Enough Memory is Not Enough!

Nvidia is increasing Flops by orders of magnitude but not memory BW. Source: Substack/SemiAnalysis

As memory is a bottleneck, exploration in advanced model compression and memory/caching technologies are required. A few pioneer works are listed below:

MemGPT: it utilizes different level memory hierarchy resources, such as a combination of fast and small RAM, and large and slow storage storage memory. Information must be explicitly transferred between them. [2]
Low precision quantization (GPTQ, AWQ, GGML) to reduce the memory footprint of models
In-memory computing (PIM) : Reduce power and improve performance by eliminating the need of data movement.

4.3 Latency/throughput.

In computer vision, latency is the time to generate one frame. In the context of LLMs, it is the time between the first token and the next token generation. Throughput is the number of tokens/frames per second. Latency is a critical metric for measuring AI system performance and is a compound factor of both SW/HW performance. There are various optimization strategies to consider, to name a few below:

Optimization of bandwidth-constrained operations like normalizations, pointwise operations, SoftMax, and ReLU. It is estimated that normalization and pointwise operations consume nearly 40% more runtime than matrix multiplications, while only achieving 250x and 700x less FLOPS than matrix multiplications respectively. To solve the problem, kernel fusion can be utilized to fuse multiple operators to save data transfer costs or replace expensive operators (softmax) with light ones (ReLU).

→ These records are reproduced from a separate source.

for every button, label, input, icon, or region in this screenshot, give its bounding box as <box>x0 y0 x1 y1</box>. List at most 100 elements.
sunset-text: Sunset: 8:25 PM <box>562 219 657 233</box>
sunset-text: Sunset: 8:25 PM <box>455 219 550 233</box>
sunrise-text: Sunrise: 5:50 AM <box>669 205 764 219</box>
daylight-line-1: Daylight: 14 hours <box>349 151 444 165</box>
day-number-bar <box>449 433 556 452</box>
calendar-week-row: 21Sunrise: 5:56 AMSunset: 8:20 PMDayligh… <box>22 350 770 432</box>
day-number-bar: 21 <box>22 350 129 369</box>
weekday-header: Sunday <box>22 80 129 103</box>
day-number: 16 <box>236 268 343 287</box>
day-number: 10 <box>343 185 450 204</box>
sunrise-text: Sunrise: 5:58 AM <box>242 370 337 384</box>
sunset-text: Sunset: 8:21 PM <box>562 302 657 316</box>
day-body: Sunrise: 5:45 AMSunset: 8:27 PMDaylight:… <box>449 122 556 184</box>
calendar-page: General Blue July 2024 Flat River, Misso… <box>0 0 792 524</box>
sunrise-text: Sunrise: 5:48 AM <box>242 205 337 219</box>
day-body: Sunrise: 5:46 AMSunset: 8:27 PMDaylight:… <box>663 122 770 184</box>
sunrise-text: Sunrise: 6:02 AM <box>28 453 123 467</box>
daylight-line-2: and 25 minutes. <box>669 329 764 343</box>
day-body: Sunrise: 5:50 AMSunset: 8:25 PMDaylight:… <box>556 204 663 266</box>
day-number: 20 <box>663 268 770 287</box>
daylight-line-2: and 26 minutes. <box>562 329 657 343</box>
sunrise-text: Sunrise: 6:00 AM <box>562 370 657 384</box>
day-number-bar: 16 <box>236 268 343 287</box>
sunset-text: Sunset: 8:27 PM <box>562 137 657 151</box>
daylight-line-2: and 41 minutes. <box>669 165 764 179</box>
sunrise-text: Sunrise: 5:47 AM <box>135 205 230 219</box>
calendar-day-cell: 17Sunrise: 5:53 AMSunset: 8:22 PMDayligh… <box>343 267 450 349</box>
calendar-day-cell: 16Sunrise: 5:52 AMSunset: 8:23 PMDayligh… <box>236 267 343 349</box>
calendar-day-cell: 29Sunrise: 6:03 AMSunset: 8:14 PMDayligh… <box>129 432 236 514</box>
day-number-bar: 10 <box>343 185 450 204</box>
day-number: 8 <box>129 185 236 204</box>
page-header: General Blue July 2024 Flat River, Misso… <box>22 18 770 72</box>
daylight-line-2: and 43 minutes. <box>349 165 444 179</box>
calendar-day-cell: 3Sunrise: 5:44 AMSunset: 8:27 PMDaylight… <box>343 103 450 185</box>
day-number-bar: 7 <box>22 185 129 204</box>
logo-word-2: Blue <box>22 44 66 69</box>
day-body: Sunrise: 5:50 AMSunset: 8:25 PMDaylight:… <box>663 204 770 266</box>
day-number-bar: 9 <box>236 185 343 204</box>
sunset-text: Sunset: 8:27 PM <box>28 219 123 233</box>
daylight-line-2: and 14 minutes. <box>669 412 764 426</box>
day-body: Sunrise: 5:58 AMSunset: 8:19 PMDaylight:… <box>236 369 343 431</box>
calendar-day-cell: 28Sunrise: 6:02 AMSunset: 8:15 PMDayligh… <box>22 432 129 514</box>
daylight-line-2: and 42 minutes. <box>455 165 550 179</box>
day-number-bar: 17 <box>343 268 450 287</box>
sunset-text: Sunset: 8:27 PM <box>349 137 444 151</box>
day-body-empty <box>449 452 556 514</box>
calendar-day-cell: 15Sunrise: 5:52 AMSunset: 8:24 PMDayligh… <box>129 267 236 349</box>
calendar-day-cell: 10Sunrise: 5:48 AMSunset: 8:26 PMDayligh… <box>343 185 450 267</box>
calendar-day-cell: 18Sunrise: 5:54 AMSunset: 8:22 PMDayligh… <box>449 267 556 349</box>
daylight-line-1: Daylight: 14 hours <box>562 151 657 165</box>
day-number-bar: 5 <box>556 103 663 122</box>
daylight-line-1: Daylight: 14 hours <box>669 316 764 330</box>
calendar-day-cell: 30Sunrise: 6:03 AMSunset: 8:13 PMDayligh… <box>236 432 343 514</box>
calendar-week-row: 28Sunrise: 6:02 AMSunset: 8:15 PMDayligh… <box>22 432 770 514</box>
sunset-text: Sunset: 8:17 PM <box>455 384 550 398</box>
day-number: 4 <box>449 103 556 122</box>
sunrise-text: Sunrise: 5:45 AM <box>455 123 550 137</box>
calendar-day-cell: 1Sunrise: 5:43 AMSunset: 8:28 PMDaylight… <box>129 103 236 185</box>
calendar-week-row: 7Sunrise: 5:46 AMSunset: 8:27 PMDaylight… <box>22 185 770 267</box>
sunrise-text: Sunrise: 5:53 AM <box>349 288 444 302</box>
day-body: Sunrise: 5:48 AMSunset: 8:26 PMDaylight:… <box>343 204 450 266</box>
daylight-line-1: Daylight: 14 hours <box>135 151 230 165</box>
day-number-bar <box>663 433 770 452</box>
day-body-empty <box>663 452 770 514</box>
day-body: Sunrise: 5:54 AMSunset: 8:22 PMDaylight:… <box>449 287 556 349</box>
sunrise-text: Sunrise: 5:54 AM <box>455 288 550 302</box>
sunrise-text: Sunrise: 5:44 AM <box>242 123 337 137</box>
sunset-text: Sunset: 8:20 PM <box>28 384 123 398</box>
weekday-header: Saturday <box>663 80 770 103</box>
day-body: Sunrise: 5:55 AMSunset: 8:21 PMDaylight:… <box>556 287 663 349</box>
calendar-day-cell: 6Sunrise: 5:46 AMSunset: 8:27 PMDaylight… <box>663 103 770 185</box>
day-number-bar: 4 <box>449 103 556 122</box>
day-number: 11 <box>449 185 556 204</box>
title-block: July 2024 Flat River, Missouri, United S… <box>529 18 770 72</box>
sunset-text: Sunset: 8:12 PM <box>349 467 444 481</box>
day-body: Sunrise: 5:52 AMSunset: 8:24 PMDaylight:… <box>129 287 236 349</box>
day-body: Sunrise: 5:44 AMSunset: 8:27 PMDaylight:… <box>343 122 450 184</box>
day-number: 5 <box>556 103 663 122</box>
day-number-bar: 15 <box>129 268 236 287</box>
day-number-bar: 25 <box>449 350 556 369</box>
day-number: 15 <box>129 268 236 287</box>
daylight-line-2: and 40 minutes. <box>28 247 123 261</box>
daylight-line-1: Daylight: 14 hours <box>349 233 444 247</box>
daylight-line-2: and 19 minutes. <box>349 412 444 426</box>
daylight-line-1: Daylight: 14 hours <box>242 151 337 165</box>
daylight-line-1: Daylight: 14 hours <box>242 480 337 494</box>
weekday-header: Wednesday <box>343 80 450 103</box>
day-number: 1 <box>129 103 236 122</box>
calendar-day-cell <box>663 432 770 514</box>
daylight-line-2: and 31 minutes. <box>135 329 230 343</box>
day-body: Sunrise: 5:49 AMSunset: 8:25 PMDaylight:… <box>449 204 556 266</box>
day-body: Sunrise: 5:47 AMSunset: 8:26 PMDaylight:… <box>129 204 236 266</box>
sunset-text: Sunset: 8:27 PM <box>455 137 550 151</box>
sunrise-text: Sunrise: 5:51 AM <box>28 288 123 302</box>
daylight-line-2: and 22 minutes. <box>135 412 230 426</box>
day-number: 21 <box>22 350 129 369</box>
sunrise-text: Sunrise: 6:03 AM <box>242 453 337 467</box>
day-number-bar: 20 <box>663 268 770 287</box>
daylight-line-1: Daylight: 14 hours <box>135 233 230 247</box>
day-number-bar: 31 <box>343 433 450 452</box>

Proportions of operator classes. Source: Data movement is all you need

Specialized HW architecture. The integration of specialized hardware(AVX, GPUs, TPU, NPU) can lead to significant speedups and energy savings, which is particularly important for applications that require real-time processing on resource-constrained devices. For example, Intel AVX instructions can lead up to 60,000 times more speed-up than native Python code.

Speedups from performance engineering a program that multiplies two 4096-by-4096 matrices. Source: There’s plenty of room at the Top: What will drive computer performance after Moore’s law?[3]

Tensor cores on Nvidia graphics (V100, A100, H100, etc.) can multiply and add two FP16 and/or FP32 matrices in one clock cycle, compared to Cuda cores which can only perform 1 operation per cycle. However, the utilization of tensor core is very low (3% — 9% for end-to-end training), resulting in high energy cost and low performance. There is active research on improving systolic array utilization (FlexSA, multi-directional SA, etc. ) that I will write in the next series of posts.

In addition, as memory and data traffic is always a bottleneck for large AI models, it’s crucial to explore advanced architecture considering bigger and more efficient memory on chip. One example is the Cerebras core memory design, where memory is independently addressed per core.

There are a lot of other optimizations: Parallelism, KV cache quantization for LLMs, sparse activation, and End-to-End Optimization — I will explain more in upcoming posts

4.4 Power and energy efficiency

Power is another beast we need to look into, especially for low-power user scenarios. It is always a tradeoff between performance and power. As illustrated below, the memory access operation takes a couple of orders of magnitude more energy than computation operations. Reduction in memory transfer is strongly required to save power.